Primary observability surfaces

ToolWhat it monitors
Cloudflare Workers AnalyticsAPI latency, error rates, CPU time, request volume
Cloudflare Pages AnalyticsWeb app traffic, error rates
Supabase DashboardDatabase query performance, connection pool, disk usage
Upstash Redis DashboardCache hit rate, connection count, memory usage
LangfuseAI call traces, model latency, token usage

Key metrics to watch

MetricWarningCritical
API P95 latency> 300ms> 1000ms
Error rate> 0.5%> 2%
Assessment throughputDrop > 20%Drop > 50%
DB connection pool> 70% used> 90% used
Redis memory> 70% used> 85% used
Disk usage (Supabase)> 70%> 85%

Alerting

Alerts are routed via PagerDuty for critical and high severity incidents. Medium and low go to the #govern-ops Slack channel.

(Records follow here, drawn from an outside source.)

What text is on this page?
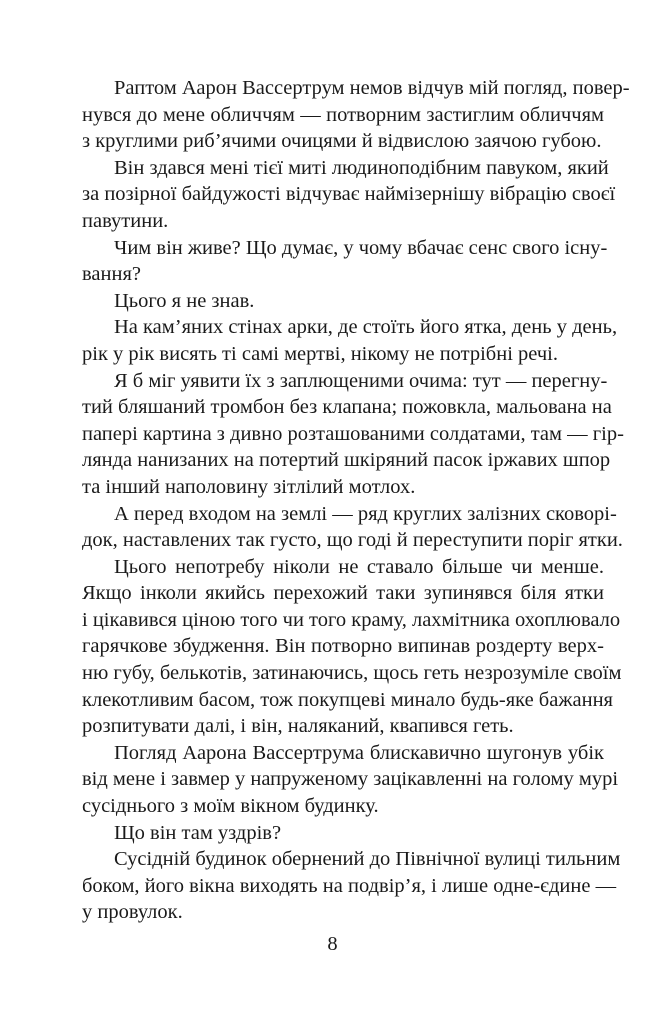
Раптом Аарон Вассертрум немов відчув мій погляд, повер-
нувся до мене обличчям — потворним застиглим обличчям
з круглими риб’ячими очицями й відвислою заячою губою.
Він здався мені тієї миті людиноподібним павуком, який
за позірної байдужості відчуває наймізернішу вібрацію своєї
павутини.
Чим він живе? Що думає, у чому вбачає сенс свого існу-
вання?
Цього я не знав.
На кам’яних стінах арки, де стоїть його ятка, день у день,
рік у рік висять ті самі мертві, нікому не потрібні речі.
Я б міг уявити їх з заплющеними очима: тут — перегну-
тий бляшаний тромбон без клапана; пожовкла, мальована на
папері картина з дивно розташованими солдатами, там — гір-
лянда нанизаних на потертий шкіряний пасок іржавих шпор
та інший наполовину зітлілий мотлох.
А перед входом на землі — ряд круглих залізних сковорі-
док, наставлених так густо, що годі й переступити поріг ятки.
Цього непотребу ніколи не ставало більше чи менше.
Якщо інколи якийсь перехожий таки зупинявся біля ятки
і цікавився ціною того чи того краму, лахмітника охоплювало
гарячкове збудження. Він потворно випинав роздерту верх-
ню губу, белькотів, затинаючись, щось геть незрозуміле своїм
клекотливим басом, тож покупцеві минало будь-яке бажання
розпитувати далі, і він, наляканий, квапився геть.
Погляд Аарона Вассертрума блискавично шугонув убік
від мене і завмер у напруженому зацікавленні на голому мурі
сусіднього з моїм вікном будинку.
Що він там уздрів?
Сусідній будинок обернений до Північної вулиці тильним
боком, його вікна виходять на подвір’я, і лише одне-єдине —
у провулок.
8
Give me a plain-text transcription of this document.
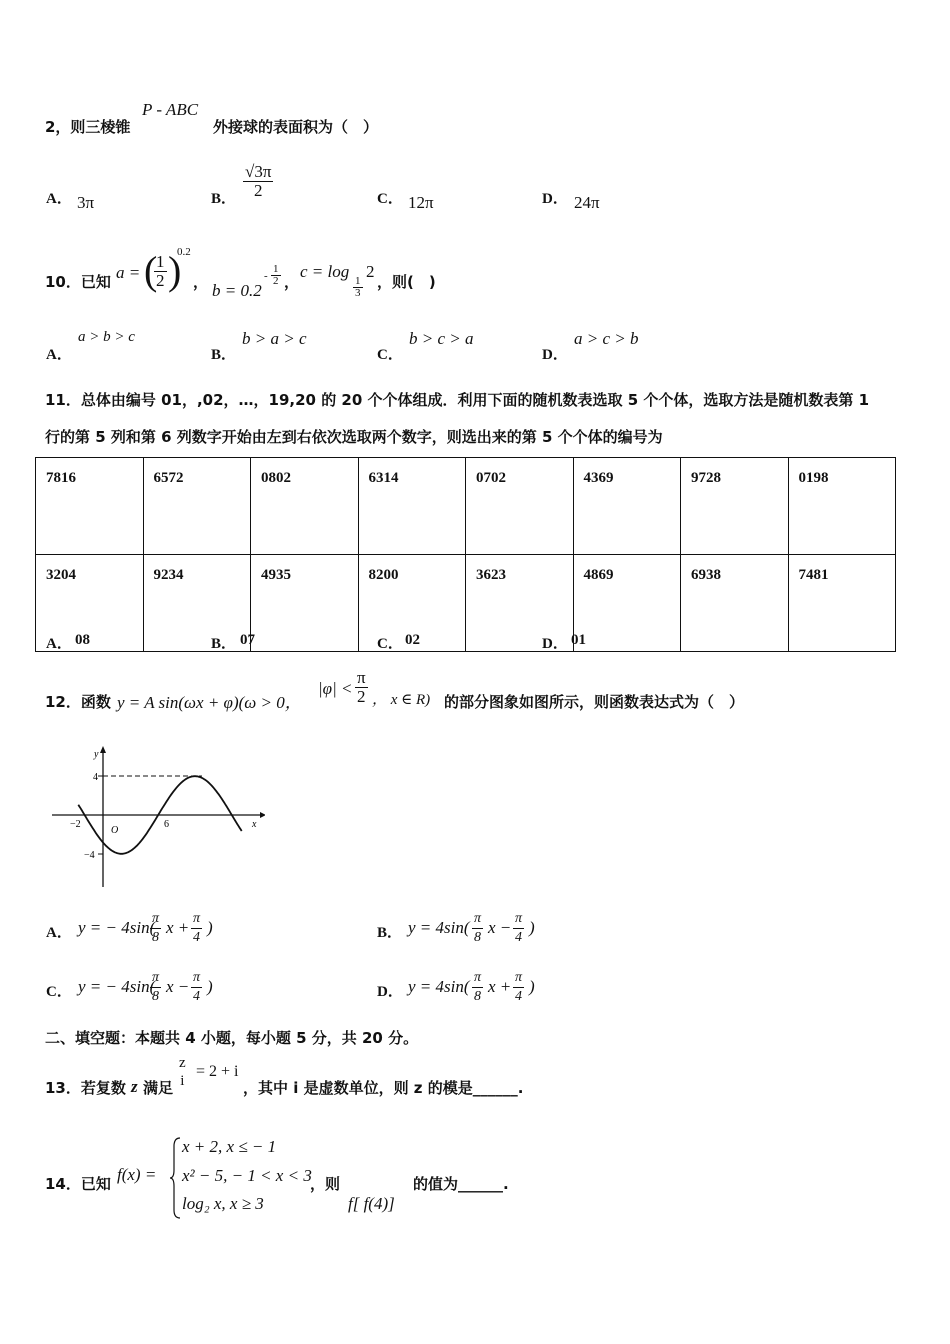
2，则三棱锥
P - ABC
外接球的表面积为（　）
A． 3π	B． $\frac{√3\pi}{2}$	C． 12π	D． 24π
10．已知 a = (
$\frac{1}{2}$ )
0.2
， b = 0.2
- $\frac{1}{2}$ ，
c = log
$\frac{1}{3}$
2
，则(　)
A．
a > b > c
B．
b > a > c
C．
b > c > a
D．
a > c > b
11．总体由编号 01，,02，…，19,20 的 20 个个体组成．利用下面的随机数表选取 5 个个体，选取方法是随机数表第 1
行的第 5 列和第 6 列数字开始由左到右依次选取两个数字，则选出来的第 5 个个体的编号为
7816	6572	0802	6314	0702	4369	9728	0198
3204	9234	4935	8200	3623	4869	6938	7481
A． 08	B． 07	C． 02	D． 01
12．函数 y = A sin(ωx + φ)(ω > 0，
$|\varphi| < \frac{\pi}{2}$ ， x ∈ R) 的部分图象如图所示，则函数表达式为（　）
y
x
O
4
−4
−2	6
A． y = − 4sin(
$\frac{\pi}{8}$ $x + \frac{\pi}{4}$ )	B． $y = 4\sin( \frac{\pi}{8}$ $x - \frac{\pi}{4}$ )
C． y = − 4sin(
$\frac{\pi}{8}$ $x - \frac{\pi}{4}$ )	D． $y = 4\sin( \frac{\pi}{8}$ $x + \frac{\pi}{4}$ )
二、填空题：本题共 4 小题，每小题 5 分，共 20 分。
13．若复数 z 满足
z
i
= 2 + i
，其中 i 是虚数单位，则 z 的模是______.
14．已知 f(x) =
x + 2, x ≤ − 1
x² − 5, − 1 < x < 3
log₂ x, x ≥ 3
，则
f[ f(4)]
的值为______.
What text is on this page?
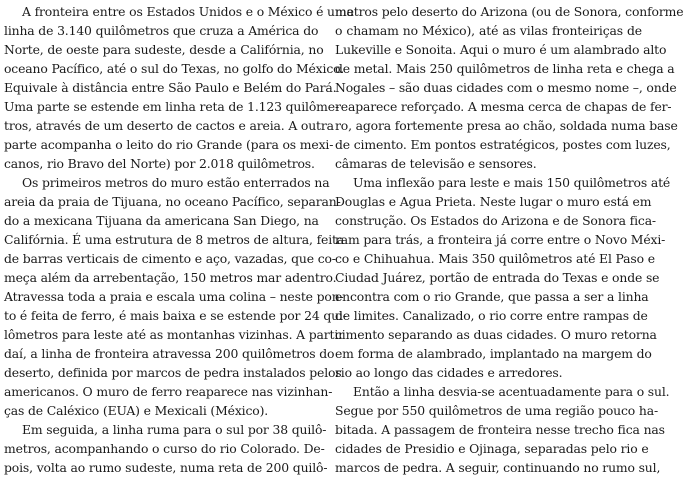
A fronteira entre os Estados Unidos e o México é uma
linha de 3.140 quilômetros que cruza a América do
Norte, de oeste para sudeste, desde a Califórnia, no
oceano Pacífico, até o sul do Texas, no golfo do México.
Equivale à distância entre São Paulo e Belém do Pará.
Uma parte se estende em linha reta de 1.123 quilôme-
tros, através de um deserto de cactos e areia. A outra
parte acompanha o leito do rio Grande (para os mexi-
canos, rio Bravo del Norte) por 2.018 quilômetros.
Os primeiros metros do muro estão enterrados na
areia da praia de Tijuana, no oceano Pacífico, separan-
do a mexicana Tijuana da americana San Diego, na
Califórnia. É uma estrutura de 8 metros de altura, feita
de barras verticais de cimento e aço, vazadas, que co-
meça além da arrebentação, 150 metros mar adentro.
Atravessa toda a praia e escala uma colina – neste pon-
to é feita de ferro, é mais baixa e se estende por 24 qui-
lômetros para leste até as montanhas vizinhas. A partir
daí, a linha de fronteira atravessa 200 quilômetros do
deserto, definida por marcos de pedra instalados pelos
americanos. O muro de ferro reaparece nas vizinhan-
ças de Caléxico (EUA) e Mexicali (México).
Em seguida, a linha ruma para o sul por 38 quilô-
metros, acompanhando o curso do rio Colorado. De-
pois, volta ao rumo sudeste, numa reta de 200 quilô-
metros pelo deserto do Arizona (ou de Sonora, conforme
o chamam no México), até as vilas fronteiriças de
Lukeville e Sonoita. Aqui o muro é um alambrado alto
de metal. Mais 250 quilômetros de linha reta e chega a
Nogales – são duas cidades com o mesmo nome –, onde
reaparece reforçado. A mesma cerca de chapas de fer-
ro, agora fortemente presa ao chão, soldada numa base
de cimento. Em pontos estratégicos, postes com luzes,
câmaras de televisão e sensores.
Uma inflexão para leste e mais 150 quilômetros até
Douglas e Agua Prieta. Neste lugar o muro está em
construção. Os Estados do Arizona e de Sonora fica-
ram para trás, a fronteira já corre entre o Novo Méxi-
co e Chihuahua. Mais 350 quilômetros até El Paso e
Ciudad Juárez, portão de entrada do Texas e onde se
encontra com o rio Grande, que passa a ser a linha
de limites. Canalizado, o rio corre entre rampas de
cimento separando as duas cidades. O muro retorna
em forma de alambrado, implantado na margem do
rio ao longo das cidades e arredores.
Então a linha desvia-se acentuadamente para o sul.
Segue por 550 quilômetros de uma região pouco ha-
bitada. A passagem de fronteira nesse trecho fica nas
cidades de Presidio e Ojinaga, separadas pelo rio e
marcos de pedra. A seguir, continuando no rumo sul,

On-call rotation is managed in PagerDuty. The current on-call schedule is visible in the PagerDuty portal.

Synthetic monitoring

Synthetic health checks run every 60 seconds from three regions (US, EU, APAC):

GET https://govern-api.archetypal.ai/health
GET https://govern-dashboard.pages.dev
GET https://govern-docs.pages.dev

Failure triggers a PagerDuty incident immediately.